31 Mart 2019 Yerel Seçim propaganda dönemi sırasındaki bazı yanlış
uygulamaları daha önce de dikkatinize getirmiştik bu sütunlardan... Ayni eleştirileri
bir kez daha yinelemek istiyorum...
Yüksek Seçim Kurulu’nun
belirttiği gibi; propaganda döneminde “halkın huzur ve rahatını bozmayacak
şekilde hoparlörle propaganda yapılabilir” deniliyor ancak; özellikle yoğun trafikli
caddelerden seçim araçlarının her 5 dakikada geçerek hoparlörden bangır bangır
seçim şarkıları dinlettirmelerinin hem rahatsız edici hem de etkisiz olduğuna
dikkat çekmek isterim...
Çevreyi kirletmemek için, bu seçim döneminde pankart asarak propaganda
yapılmayacağı söylenmiş olunmasına rağmen; ana caddelerimiz, hiçbir anlamı
olmayan, üstelik vatandaşın tepkisini çeken, pankart yoğunluğu altında boğulmuş
durumda...
Ama bunların içinde ciddi
boyutlarda, uzun yıllar kalıcı çevre kirliliğine neden olacak olan; duyarsızca
sağa sola yapıştırılan afişlerdir... Afişlerin arka yüzüne tutkal sürerek
elektrik ve telefon panolarına, duvarlara hatta ahşap cadde mobilyelerine
yapıştırılması kadar çevreye zarar verici başka bir uygulama olamaz...

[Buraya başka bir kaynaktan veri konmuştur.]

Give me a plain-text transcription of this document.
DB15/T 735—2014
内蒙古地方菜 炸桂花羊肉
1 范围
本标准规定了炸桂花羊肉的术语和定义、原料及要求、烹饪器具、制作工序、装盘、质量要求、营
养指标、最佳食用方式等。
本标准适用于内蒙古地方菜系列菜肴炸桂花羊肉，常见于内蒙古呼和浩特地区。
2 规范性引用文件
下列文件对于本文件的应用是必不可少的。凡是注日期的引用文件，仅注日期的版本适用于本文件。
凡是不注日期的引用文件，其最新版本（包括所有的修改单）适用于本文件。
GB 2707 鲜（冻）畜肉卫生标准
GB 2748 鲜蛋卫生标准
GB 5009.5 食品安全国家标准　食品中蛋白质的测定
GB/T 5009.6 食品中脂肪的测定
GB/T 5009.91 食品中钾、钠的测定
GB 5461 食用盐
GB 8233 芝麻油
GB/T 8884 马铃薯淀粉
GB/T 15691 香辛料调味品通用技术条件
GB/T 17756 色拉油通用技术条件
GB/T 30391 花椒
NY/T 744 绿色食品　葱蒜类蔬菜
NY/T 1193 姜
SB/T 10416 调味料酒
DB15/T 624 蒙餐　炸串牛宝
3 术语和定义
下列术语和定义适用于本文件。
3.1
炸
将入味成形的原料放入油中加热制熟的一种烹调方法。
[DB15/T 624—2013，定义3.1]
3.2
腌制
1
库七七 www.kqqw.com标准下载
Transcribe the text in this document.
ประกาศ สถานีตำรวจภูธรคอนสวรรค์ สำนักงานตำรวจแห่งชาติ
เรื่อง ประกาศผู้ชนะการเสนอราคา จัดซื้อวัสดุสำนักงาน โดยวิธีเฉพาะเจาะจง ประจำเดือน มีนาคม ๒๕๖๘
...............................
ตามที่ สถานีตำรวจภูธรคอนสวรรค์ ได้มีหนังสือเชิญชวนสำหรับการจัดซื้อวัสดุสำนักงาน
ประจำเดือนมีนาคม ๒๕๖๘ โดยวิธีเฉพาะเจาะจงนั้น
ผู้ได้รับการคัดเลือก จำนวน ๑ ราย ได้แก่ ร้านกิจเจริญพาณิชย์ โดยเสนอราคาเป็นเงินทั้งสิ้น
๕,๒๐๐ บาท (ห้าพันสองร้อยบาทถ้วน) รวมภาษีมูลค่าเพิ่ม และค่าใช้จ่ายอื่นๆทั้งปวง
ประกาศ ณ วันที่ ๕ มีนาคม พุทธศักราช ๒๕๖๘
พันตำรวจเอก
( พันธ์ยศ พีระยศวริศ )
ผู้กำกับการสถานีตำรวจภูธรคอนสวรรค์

Bu afişlerin, yapıştırıldıkları yerlerden tamamen sökülüp temizlenmesi
imkansızdır...
Bir yerel seçim propaganda
döneminde; kentimizi daha güzel, daha yaşanılır bir seviyeye yükseltmek için
yarışan adaylarımızın bizzat kendilerinin bu ve buna benzer uygulamalarla
çevremizi talan etmeleri hiç hoş değildir...
Bu dönemde beni oldukça rahatsız eden; anlam veremediğim kadar yaygın
kullanılan başka bir propaganda enstrümanından bahsetmek istiyorum... Internet
ağları...
Büyük bir özveri içinde hayatlarını
sürdürmeye çalışan, kendi bağrımızdan doğmuş, yazılı ve görsel basınımıza
gereken değeri vermek yerine; Google, Youtube, Facebook, Instagram ve Twitter
gibi; tamamı ABD menşeili sosyal ağlarda yayınlatılan, tanıtım reklamları
sonucunda, yerel seçimlerimizin kaymağını bile uluslararası güçlerin yemesini
hiçbir zaman içime sindiremiyorum ve de kendimize yakıştıramıyorum...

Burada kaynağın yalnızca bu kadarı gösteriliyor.